On Ukraine, he backed the wrong horse, pressuring Zelensky instead of Putin. On Iran, he executed a strong decapitation strike but had no follow‑through. His “endless deadlines for peace deals” taught adversaries that once they absorb America’s first punch, there’s no second one coming. And his personnel choices — Bondi, Kushner, Witkoff — prove he still confuses loyalty with competence.
Pam Bondi — D‑
Former Attorney General
Bondi wasn’t ready for the job, and it showed. Her mishandling of the Epstein files and clashes with Kash Patel revealed someone out of her depth. She wasn’t an appointment — she was a favor.
John Thune — F‑
Thune is the Senate’s answer to a screensaver: motion without purpose. He protected his seat, not the agenda. Election reform? Nothing. Waste reduction? Nothing. Leadership? Absent. Republicans passed on Rick Scott and got a man who governs like he’s waiting for someone else to make the first move.
Republican Party — C
Some wins, many missed opportunities. Election reform stalled.
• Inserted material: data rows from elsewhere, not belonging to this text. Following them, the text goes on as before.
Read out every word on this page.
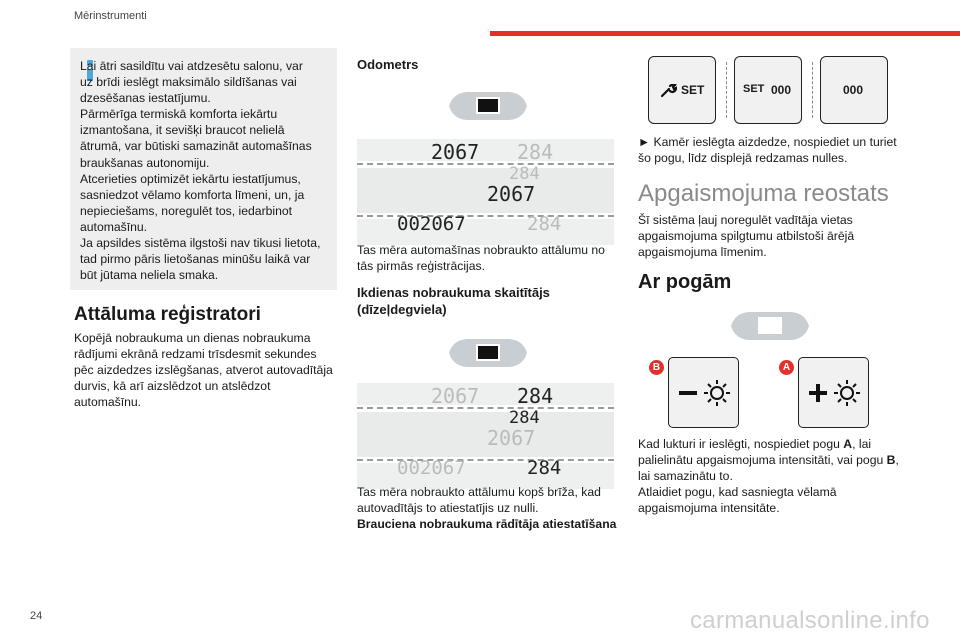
Mērinstrumenti
Lai ātri sasildītu vai atdzesētu salonu, var
uz brīdi ieslēgt maksimālo sildīšanas vai
dzesēšanas iestatījumu.
Pārmērīga termiskā komforta iekārtu
izmantošana, it sevišķi braucot nelielā
ātrumā, var būtiski samazināt automašīnas
braukšanas autonomiju.
Atcerieties optimizēt iekārtu iestatījumus,
sasniedzot vēlamo komforta līmeni, un, ja
nepieciešams, noregulēt tos, iedarbinot
automašīnu.
Ja apsildes sistēma ilgstoši nav tikusi lietota,
tad pirmo pāris lietošanas minūšu laikā var
būt jūtama neliela smaka.
Attāluma reģistratori
Kopējā nobraukuma un dienas nobraukuma rādījumi ekrānā redzami trīsdesmit sekundes pēc aizdedzes izslēgšanas, atverot autovadītāja durvis, kā arī aizslēdzot un atslēdzot automašīnu.
Odometrs
2067 284
284
2067
002067	284
Tas mēra automašīnas nobraukto attālumu no tās pirmās reģistrācijas.
Ikdienas nobraukuma skaitītājs (dīzeļdegviela)
2067 284
284
2067
002067	284
Tas mēra nobraukto attālumu kopš brīža, kad autovadītājs to atiestatījis uz nulli.
Brauciena nobraukuma rādītāja atiestatīšana
SET	SET 000	000
► Kamēr ieslēgta aizdedze, nospiediet un turiet šo pogu, līdz displejā redzamas nulles.
Apgaismojuma reostats
Šī sistēma ļauj noregulēt vadītāja vietas apgaismojuma spilgtumu atbilstoši ārējā apgaismojuma līmenim.
Ar pogām
B	A
Kad lukturi ir ieslēgti, nospiediet pogu A, lai palielinātu apgaismojuma intensitāti, vai pogu B, lai samazinātu to.
Atlaidiet pogu, kad sasniegta vēlamā apgaismojuma intensitāte.
24	carmanualsonline.info
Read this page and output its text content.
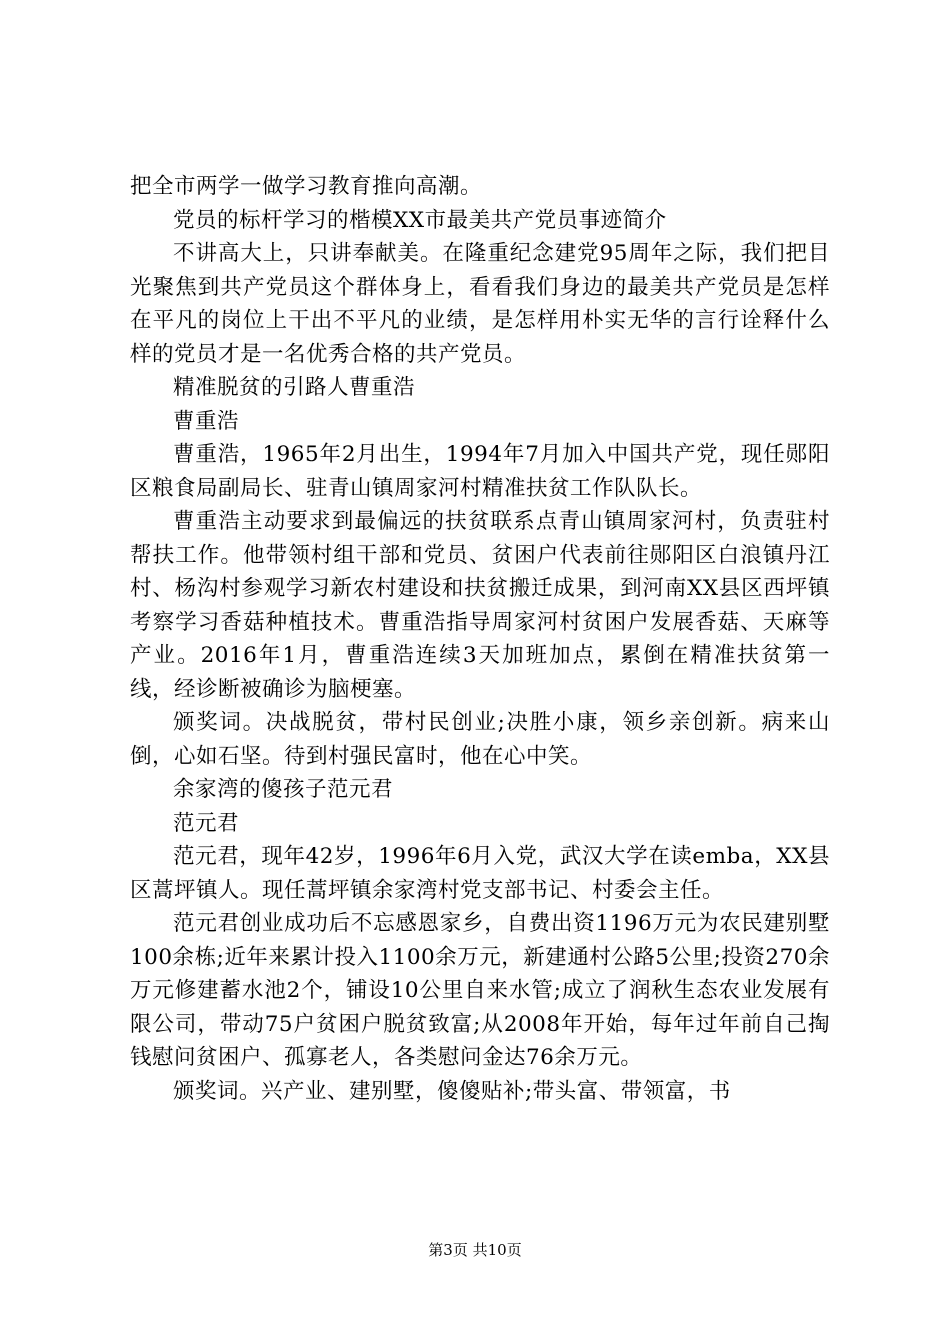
把全市两学一做学习教育推向高潮。

党员的标杆学习的楷模XX市最美共产党员事迹简介

不讲高大上，只讲奉献美。在隆重纪念建党95周年之际，我们把目光聚焦到共产党员这个群体身上，看看我们身边的最美共产党员是怎样在平凡的岗位上干出不平凡的业绩，是怎样用朴实无华的言行诠释什么样的党员才是一名优秀合格的共产党员。

精准脱贫的引路人曹重浩

曹重浩

曹重浩，1965年2月出生，1994年7月加入中国共产党，现任郧阳区粮食局副局长、驻青山镇周家河村精准扶贫工作队队长。

曹重浩主动要求到最偏远的扶贫联系点青山镇周家河村，负责驻村帮扶工作。他带领村组干部和党员、贫困户代表前往郧阳区白浪镇丹江村、杨沟村参观学习新农村建设和扶贫搬迁成果，到河南XX县区西坪镇考察学习香菇种植技术。曹重浩指导周家河村贫困户发展香菇、天麻等产业。2016年1月，曹重浩连续3天加班加点，累倒在精准扶贫第一线，经诊断被确诊为脑梗塞。

颁奖词。决战脱贫，带村民创业;决胜小康，领乡亲创新。病来山倒，心如石坚。待到村强民富时，他在心中笑。

余家湾的傻孩子范元君

范元君

范元君，现年42岁，1996年6月入党，武汉大学在读emba，XX县区蒿坪镇人。现任蒿坪镇余家湾村党支部书记、村委会主任。

范元君创业成功后不忘感恩家乡，自费出资1196万元为农民建别墅100余栋;近年来累计投入1100余万元，新建通村公路5公里;投资270余万元修建蓄水池2个，铺设10公里自来水管;成立了润秋生态农业发展有限公司，带动75户贫困户脱贫致富;从2008年开始，每年过年前自己掏钱慰问贫困户、孤寡老人，各类慰问金达76余万元。

颁奖词。兴产业、建别墅，傻傻贴补;带头富、带领富，书

第3页 共10页
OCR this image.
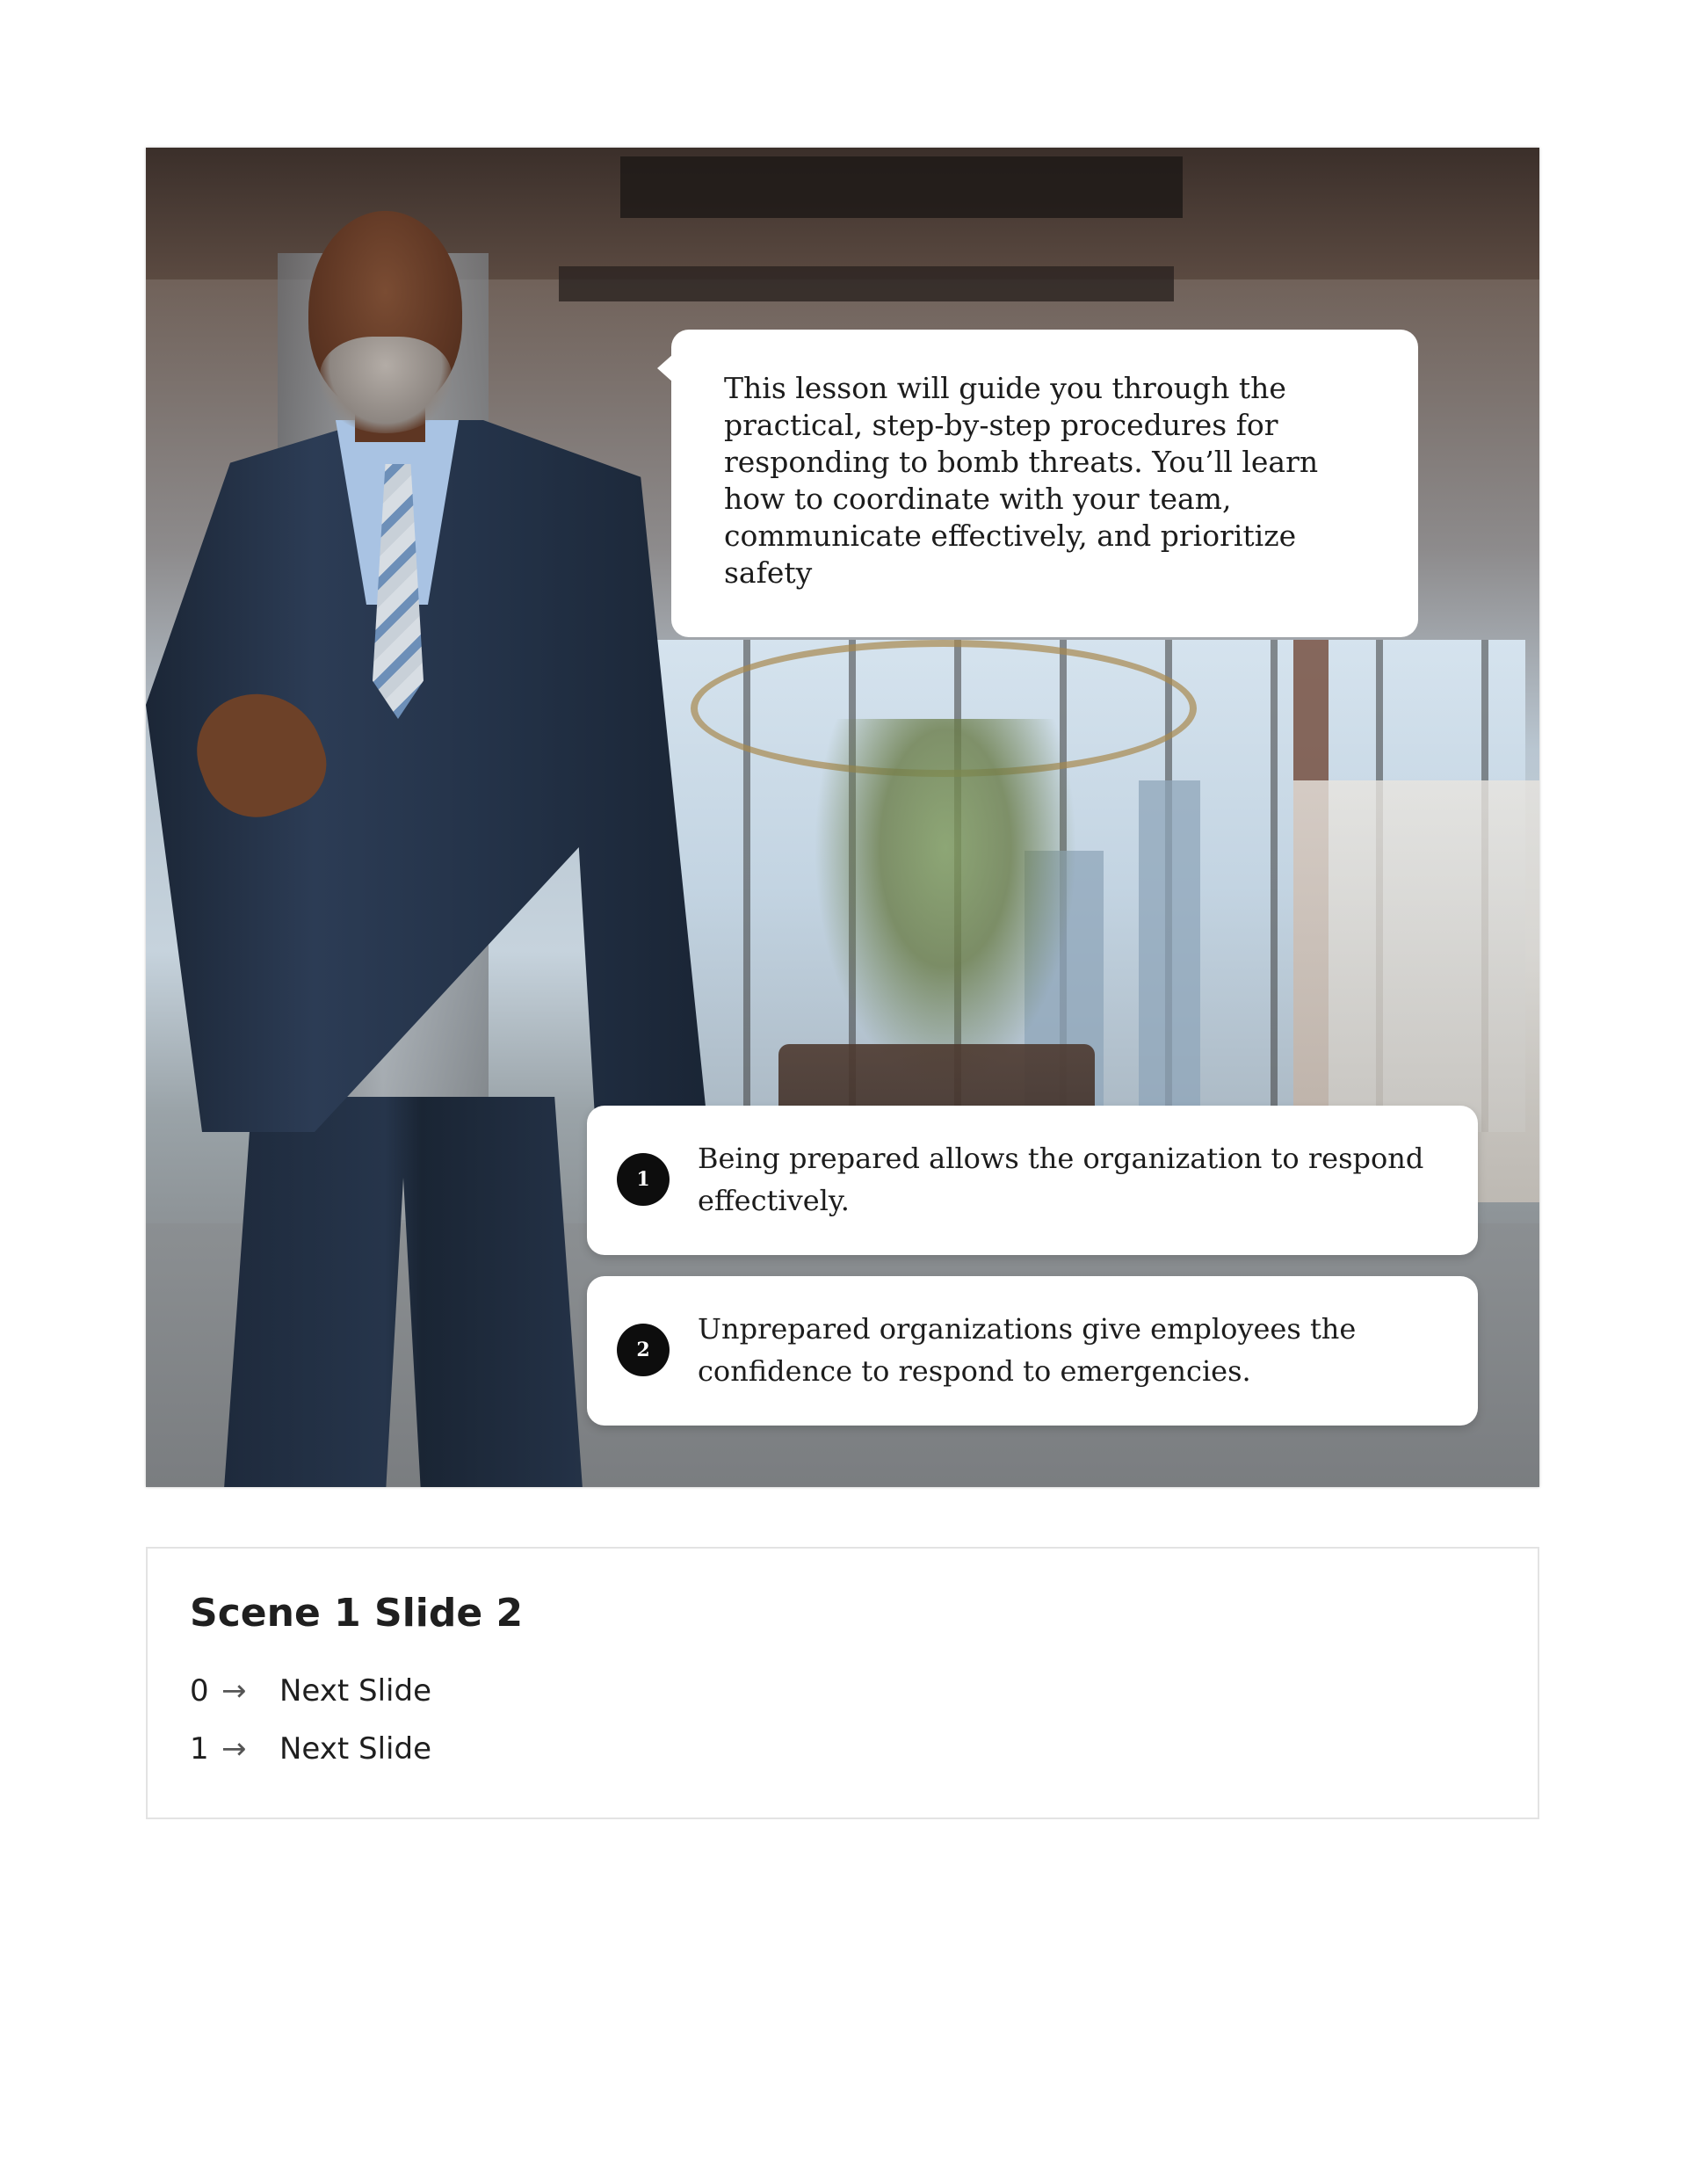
This lesson will guide you through the practical, step-by-step procedures for responding to bomb threats. You’ll learn how to coordinate with your team, communicate effectively, and prioritize safety

1

Being prepared allows the organization to respond effectively.

2

Unprepared organizations give employees the confidence to respond to emergencies.

Scene 1 Slide 2
0 →	Next Slide
1 →	Next Slide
Waste reduction fizzled. The Senate underperformed. The House may slip. The Senate may hold. But overall, the party squandered the advantage of unified government. Mediocrity is the most generous word for it.
FINAL VERDICT: THE COUNTRY DESERVED MORE
This administration contains genuine talent — Rubio, Homan, Leavitt, Kennedy — but the top of the pyramid remains unstable. The nation isn’t collapsing, but it isn’t rising either. And when you control all branches of government, “mediocre” is just another word for “unacceptable.”